Madeira era sem duvida impressionante, magnífica e única. A semana já havia passado quase toda e Hermione a aproveitou intensamente. Descobriu cada lugar daquela ilha paradisíaca, divertiu-se com cada uma das peculiaridades do King Weasley e fez amor com Rony todas as noites e manhãs daquela estadia. O processo corria facilmente, pouco se precisava dela e por isso, o tempo para namorarem era bem maior. Rony também estava exultante com a semana passada ao lado da morena. Nunca havia sentido-se tão feliz e cada vez mais a certeza de que queria estar com ela para sempre crescia dentro dele. Iria pedi-la em casamento no momento certo, se ela pensasse muito iria beijá-la até que seu cérebro entrasse em curto e ela não conseguisse dizer qualquer coisa além de "sim" e então teria aquela mulher maravilhosa e intensa em sua cama para sempre.
Foi com esta certeza que Rony comprou na joalheria do Resort um solitário de diamantes lidíssimo para ela. Guardaria consigo esperando pelo momento exato de pedir sua mão. Um momento só deles, onde não tivesse McLanche, processos e nem problemas. Ele sorriu ao imaginá-la de noiva. De branco, subindo no altar do St. Patrick. Ah sim, ela não merecia menos que isto. E a lua de mel? Bom, ele faria a lua de mel ser inesquecível. Faria amor com ela três, quatro vezes todos os dias, sabia que podia amá-la 24 horas e nunca se cansaria.

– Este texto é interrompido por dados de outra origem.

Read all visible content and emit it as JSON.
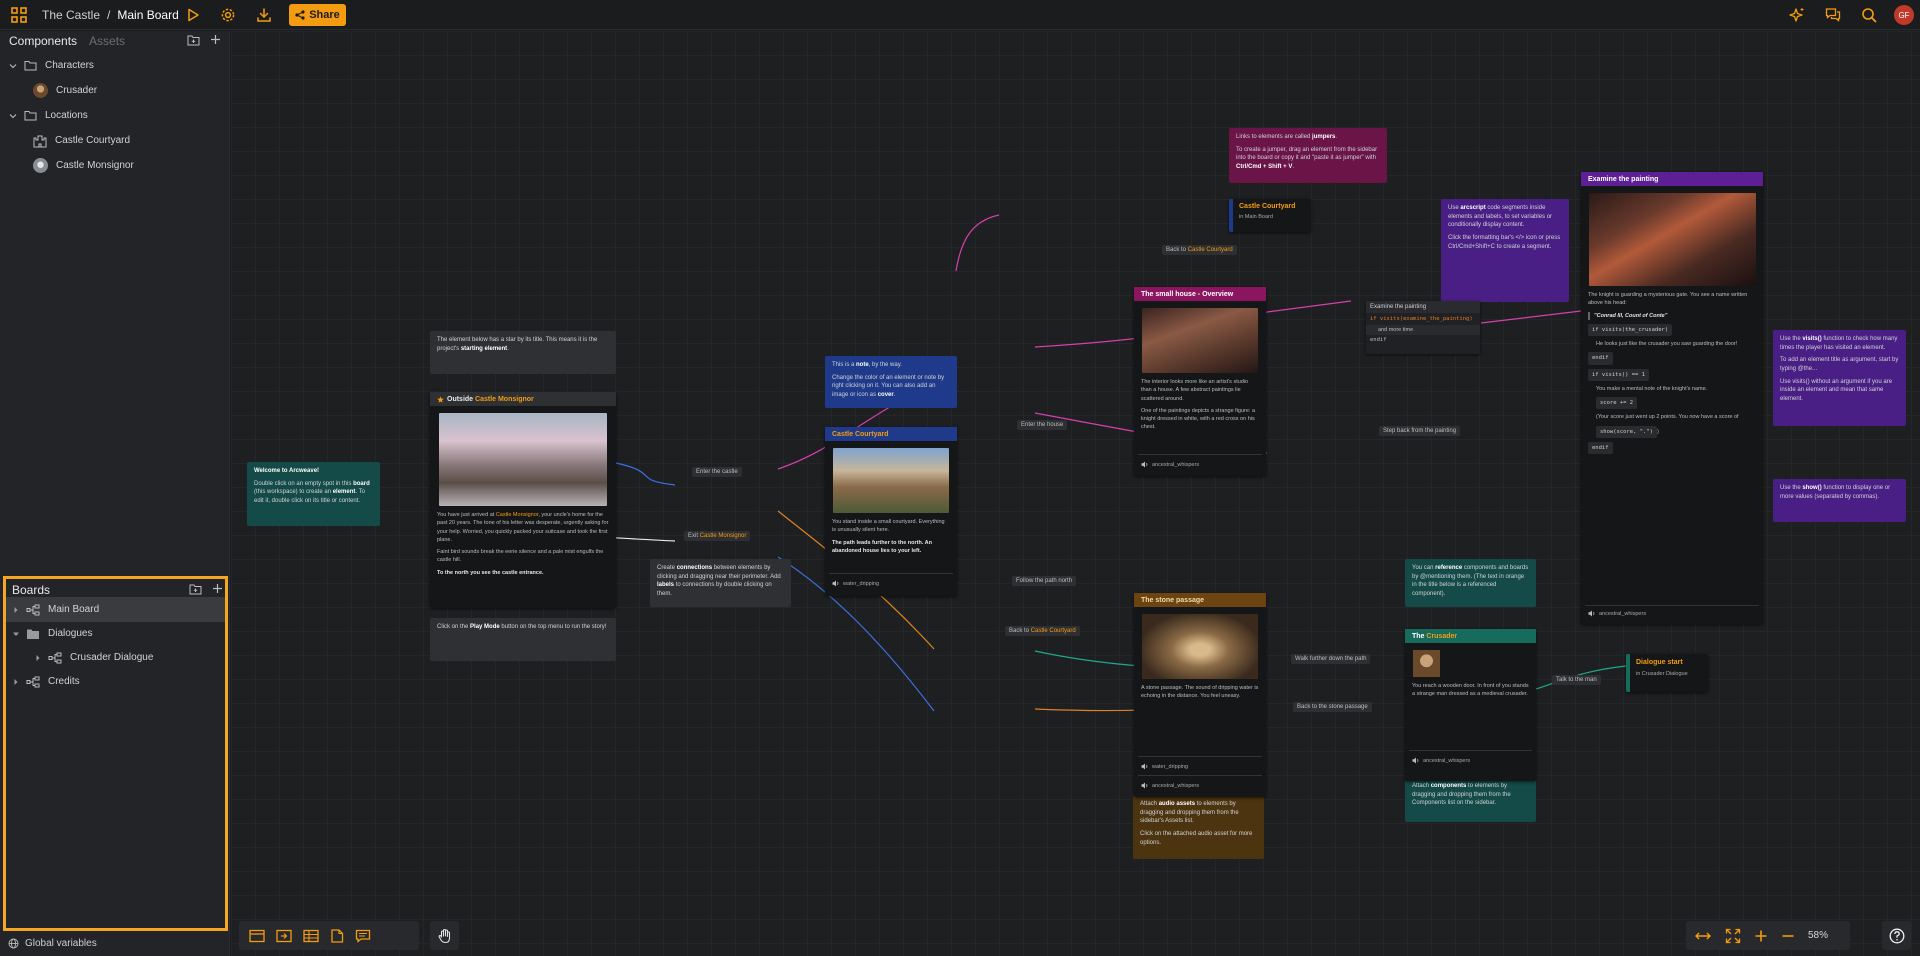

Rony foi desperto de seus pensamentos quando sentiu a mão fina e delicada de Hermione em seu ombro. Virou-se para ela com o maior dos sorrisos. Ela lhe sorriu também e ia falar algo, mas ele não permitiu, simplesmente agarrou-a e apertou contra si durante alguns segundos antes de arrebatá-la num beijo excepcional. Ela correspondeu na hora, atando-se a ele como se fossem duas peças de encaixe perfeito.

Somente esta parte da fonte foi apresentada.